On an AWS cluster with multiple node types I am stuck in an endless loop of trying and failing to schedule nodes of the same type. It looks to me like NodeAvailabilityRecord.is_available isn’t even being read anywhere, so it’s no surprise that the autoscaler can’t react to the node type not being available. Is this correct?
Digging a bit deeper, it seems like a custom utilization scorer which actually leverages the node_availability_summary would be able to downweight node types which have failed to schedule recently?

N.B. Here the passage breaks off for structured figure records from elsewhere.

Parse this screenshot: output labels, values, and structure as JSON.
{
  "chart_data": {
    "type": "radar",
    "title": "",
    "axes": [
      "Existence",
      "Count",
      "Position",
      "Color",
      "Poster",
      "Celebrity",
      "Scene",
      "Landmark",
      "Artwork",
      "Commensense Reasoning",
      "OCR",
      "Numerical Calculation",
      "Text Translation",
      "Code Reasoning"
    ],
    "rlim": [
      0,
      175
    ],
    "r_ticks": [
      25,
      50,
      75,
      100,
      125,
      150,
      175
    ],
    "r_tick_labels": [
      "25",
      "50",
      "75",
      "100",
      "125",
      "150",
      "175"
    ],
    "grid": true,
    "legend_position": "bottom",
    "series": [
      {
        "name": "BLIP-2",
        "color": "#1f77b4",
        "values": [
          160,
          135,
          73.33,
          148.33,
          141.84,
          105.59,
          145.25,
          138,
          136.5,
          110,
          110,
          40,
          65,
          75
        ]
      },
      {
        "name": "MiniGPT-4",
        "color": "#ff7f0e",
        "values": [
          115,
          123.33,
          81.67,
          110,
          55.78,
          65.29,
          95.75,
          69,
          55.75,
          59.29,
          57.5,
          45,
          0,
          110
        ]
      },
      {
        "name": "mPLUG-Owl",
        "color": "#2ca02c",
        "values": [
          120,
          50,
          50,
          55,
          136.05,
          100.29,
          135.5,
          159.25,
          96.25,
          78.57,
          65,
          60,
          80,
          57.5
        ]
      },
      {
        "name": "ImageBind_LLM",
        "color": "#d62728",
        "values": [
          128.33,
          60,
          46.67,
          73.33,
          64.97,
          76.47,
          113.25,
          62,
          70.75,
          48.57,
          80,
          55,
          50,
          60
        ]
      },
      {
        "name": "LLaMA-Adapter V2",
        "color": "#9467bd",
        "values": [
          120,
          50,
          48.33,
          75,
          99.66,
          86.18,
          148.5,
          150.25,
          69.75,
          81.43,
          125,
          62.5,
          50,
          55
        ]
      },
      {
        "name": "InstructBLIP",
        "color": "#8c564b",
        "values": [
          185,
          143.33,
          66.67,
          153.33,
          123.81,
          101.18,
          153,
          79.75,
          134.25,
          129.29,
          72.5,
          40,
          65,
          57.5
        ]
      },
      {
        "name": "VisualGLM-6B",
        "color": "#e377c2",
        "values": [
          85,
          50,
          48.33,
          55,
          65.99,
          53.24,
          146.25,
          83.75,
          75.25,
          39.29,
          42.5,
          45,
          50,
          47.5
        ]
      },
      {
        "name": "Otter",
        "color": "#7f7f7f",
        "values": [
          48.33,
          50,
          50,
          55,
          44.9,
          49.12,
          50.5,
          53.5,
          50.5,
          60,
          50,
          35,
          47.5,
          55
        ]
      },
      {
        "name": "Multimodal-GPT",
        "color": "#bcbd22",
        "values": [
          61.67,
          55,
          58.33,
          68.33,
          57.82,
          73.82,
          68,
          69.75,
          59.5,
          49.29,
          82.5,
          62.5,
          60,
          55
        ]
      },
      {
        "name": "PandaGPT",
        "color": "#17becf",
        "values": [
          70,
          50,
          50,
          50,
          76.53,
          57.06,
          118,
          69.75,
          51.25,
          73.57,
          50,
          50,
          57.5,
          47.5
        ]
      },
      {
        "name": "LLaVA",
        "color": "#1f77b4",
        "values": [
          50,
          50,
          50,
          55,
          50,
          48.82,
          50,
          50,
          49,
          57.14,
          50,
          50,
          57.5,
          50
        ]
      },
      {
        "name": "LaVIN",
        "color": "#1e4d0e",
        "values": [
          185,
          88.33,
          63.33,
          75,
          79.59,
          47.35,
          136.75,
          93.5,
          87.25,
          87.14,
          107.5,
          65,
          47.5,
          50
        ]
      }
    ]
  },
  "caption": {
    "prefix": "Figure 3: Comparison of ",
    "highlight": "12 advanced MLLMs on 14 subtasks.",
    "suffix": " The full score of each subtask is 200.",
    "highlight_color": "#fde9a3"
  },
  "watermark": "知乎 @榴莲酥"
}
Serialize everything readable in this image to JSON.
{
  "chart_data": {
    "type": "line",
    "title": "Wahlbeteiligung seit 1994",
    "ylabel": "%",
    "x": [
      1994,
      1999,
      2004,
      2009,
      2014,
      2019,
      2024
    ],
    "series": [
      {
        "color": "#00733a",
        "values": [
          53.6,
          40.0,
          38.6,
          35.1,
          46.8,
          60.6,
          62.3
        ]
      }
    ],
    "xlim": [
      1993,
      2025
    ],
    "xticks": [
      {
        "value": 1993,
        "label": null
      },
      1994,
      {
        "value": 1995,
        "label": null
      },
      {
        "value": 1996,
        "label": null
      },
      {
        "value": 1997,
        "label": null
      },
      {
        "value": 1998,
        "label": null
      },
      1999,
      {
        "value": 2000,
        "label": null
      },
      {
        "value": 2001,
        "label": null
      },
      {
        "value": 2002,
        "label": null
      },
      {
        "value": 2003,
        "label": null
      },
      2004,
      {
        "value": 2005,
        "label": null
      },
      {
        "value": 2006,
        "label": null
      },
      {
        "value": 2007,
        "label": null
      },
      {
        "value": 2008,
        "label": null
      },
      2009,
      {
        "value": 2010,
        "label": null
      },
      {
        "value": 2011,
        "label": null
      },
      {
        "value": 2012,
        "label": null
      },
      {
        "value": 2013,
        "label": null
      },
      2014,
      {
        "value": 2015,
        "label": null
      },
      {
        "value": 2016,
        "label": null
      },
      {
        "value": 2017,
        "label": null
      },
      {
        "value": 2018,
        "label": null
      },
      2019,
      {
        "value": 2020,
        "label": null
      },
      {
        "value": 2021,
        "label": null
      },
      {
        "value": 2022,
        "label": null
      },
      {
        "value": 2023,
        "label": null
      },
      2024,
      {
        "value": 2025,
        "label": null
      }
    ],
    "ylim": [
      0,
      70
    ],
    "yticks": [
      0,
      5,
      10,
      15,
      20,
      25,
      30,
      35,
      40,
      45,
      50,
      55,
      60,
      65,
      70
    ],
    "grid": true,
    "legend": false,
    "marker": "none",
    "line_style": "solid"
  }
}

If anyone else runs into the same issue and wants a resolution, the code above along with something like the following in your cluster_config.yaml should do the trick.
head_start_ray_commands:
- ray stop
- ulimit -n 65536; env RAY_AUTOSCALER_UTILIZATION_SCORER=library.module.with.utilization_scorer ray start --head --port=6379 --object-manager-port=8076 --autoscaling-config=~/ray_bootstrap_config.yaml --dashboard-host=0.0.0.0
The result, when I gave the cluster some tasks to run, looked like
(scheduler +7s) Failed to launch 2 node(s) of type ray_worker_1. (InsufficientInstanceCapacity): There is no Spot capacity available that matches your request.
(scheduler +12s) Failed to launch 2 node(s) of type ray_worker_2. (InsufficientInstanceCapacity): There is no Spot capacity available that matches your request.
(scheduler +17s) Failed to launch 2 node(s) of type ray_worker_3. (SpotMaxPriceTooLow): Your Spot request price of X is lower than the minimum required Spot request fulfillment price of Y.
(scheduler +22s) Adding 2 node(s) of type ray_worker_4.
Presumably the node types which failed will be tried again, after the ttl of their status is over. This is controlled by AUTOSCALER_NODE_AVAILABILITY_MAX_STALENESS_S which defaults to 30 minutes (please correct me if I am wrong).
Now I’d like to get the autoscaler to attempt to schedule partial requests. That is, if I have max_workers as 5, I want it to try to schedule one at a time for a given node type rather than 5 directly, in case only some capacity is available.